To keep this product safe for skin, consider a max of 2% dilution. That is the standard when it comes to these ratios. See here how to safely combine essential with carrier oils for more info.
I decided to keep the amount of essential oils to 1 percent when making these butter bars. I wanted them to have a pleasant scent, but not an overwhelming one.
How to make lotion bars non greasy?
Any recipe that’s based on oils and butters without water, is greasy. But the good news is, you can do something about that!
You can easily minimize the greasy feeling of these bars easily by adding cornstarch, arrowroot powder or tapioca starch into the mix. You can see an example in my cardamom body butter here.
Simply add a small amount (up to 5g) of a starch to the recipe and stir well, until it’s evenly incorporated. I suggest you add it to the mixture once all the solid ingredients have melted, but before you pour in mica dispersed in oil. Stir well and the butter bars will be less greasy.
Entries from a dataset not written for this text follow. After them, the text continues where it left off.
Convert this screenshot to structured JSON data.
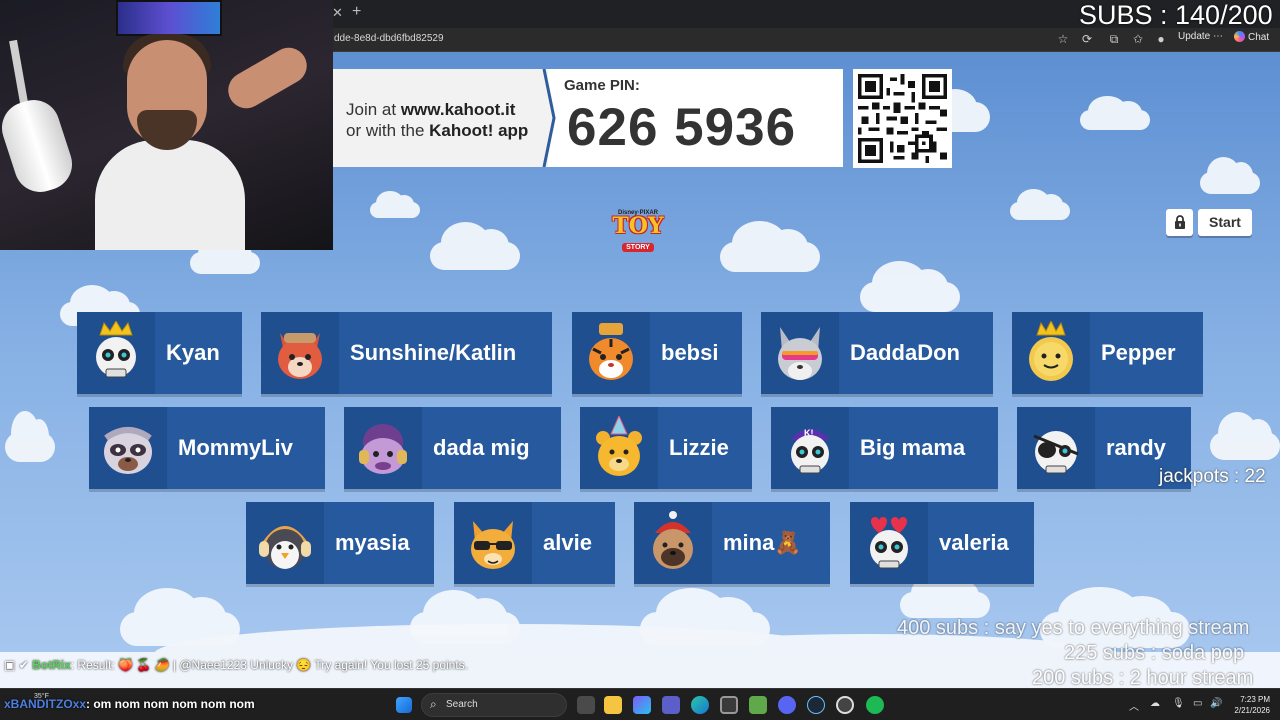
{
  "browser": {
    "url": "dde-8e8d-dbd6fbd82529",
    "update_label": "Update",
    "chat_label": "Chat"
  },
  "overlay": {
    "subs": "SUBS : 140/200",
    "jackpots": "jackpots : 22",
    "goal_400": "400 subs :  say yes to everything stream",
    "goal_225": "225 subs :  soda pop",
    "goal_200": "200 subs : 2 hour stream"
  },
  "kahoot": {
    "join_prefix": "Join at ",
    "join_url": "www.kahoot.it",
    "join_or": "or with the ",
    "join_app": "Kahoot! app",
    "pin_label": "Game PIN:",
    "pin": "626 5936",
    "logo_top": "Disney·PIXAR",
    "logo_main": "TOY",
    "logo_sub": "STORY",
    "start_label": "Start"
  },
  "players": [
    {
      "name": "Kyan",
      "avatar": "skull-crown-icon"
    },
    {
      "name": "Sunshine/Katlin",
      "avatar": "fox-icon"
    },
    {
      "name": "bebsi",
      "avatar": "tiger-icon"
    },
    {
      "name": "DaddaDon",
      "avatar": "wolf-icon"
    },
    {
      "name": "Pepper",
      "avatar": "sun-crown-icon"
    },
    {
      "name": "MommyLiv",
      "avatar": "raccoon-icon"
    },
    {
      "name": "dada mig",
      "avatar": "purple-monster-icon"
    },
    {
      "name": "Lizzie",
      "avatar": "bear-party-icon"
    },
    {
      "name": "Big mama",
      "avatar": "skull-cap-icon"
    },
    {
      "name": "randy",
      "avatar": "skull-eyepatch-icon"
    },
    {
      "name": "myasia",
      "avatar": "penguin-icon"
    },
    {
      "name": "alvie",
      "avatar": "cat-sunglasses-icon"
    },
    {
      "name": "mina🧸",
      "avatar": "pug-icon"
    },
    {
      "name": "valeria",
      "avatar": "skull-hearts-icon"
    }
  ],
  "chat": {
    "bot_name": "BotRix",
    "bot_msg": ": Result: 🍑 🍒 🥭 | @Naee1223 Unlucky 😔 Try again! You lost 25 points.",
    "user_name": "xBANDITZOxx",
    "user_msg": ": om nom nom nom nom nom"
  },
  "taskbar": {
    "weather": "35°F",
    "search_label": "Search",
    "time": "7:23 PM",
    "date": "2/21/2026"
  }
}
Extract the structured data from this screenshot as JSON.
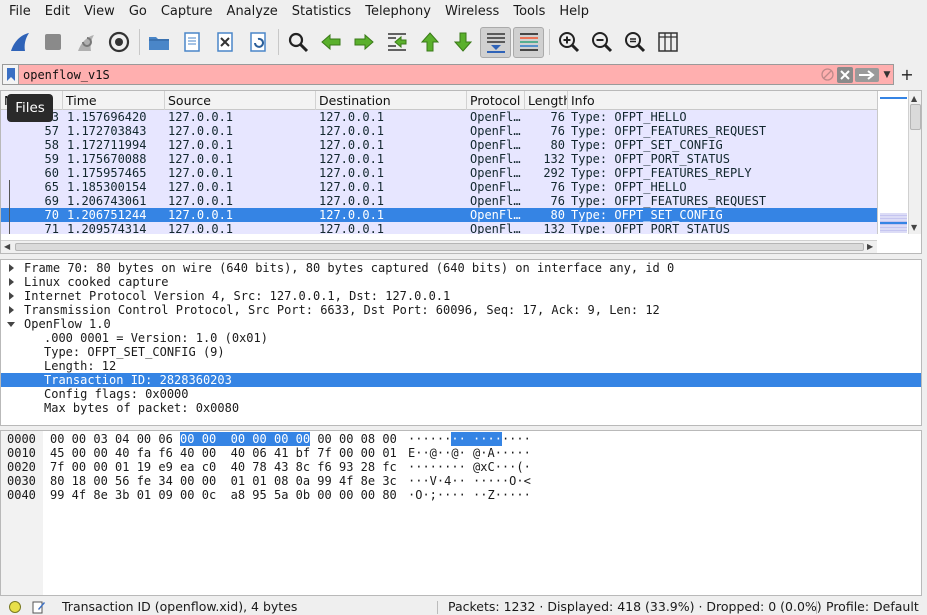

I have reduced the feeling of greasiness in the recipe by including cetyl alcohol. It’s a fatty alcohol that’s versatile and easy to work with. It leaves a lovely finish on the skin. It’s a thickener that helps to harden these bars without adding an additional feeling of grease.
How to package lotion body bar?
The best way to package body butter bars is by keeping them in a dry clean container with a lid. They love to pick up dirt, hair, and dust. To apply a hairy dusty looking mess is pretty yucky. Store them in a jar before and after use, somewhere away from a heat source or direct sunlight so that they don’t turn back into their liquid form.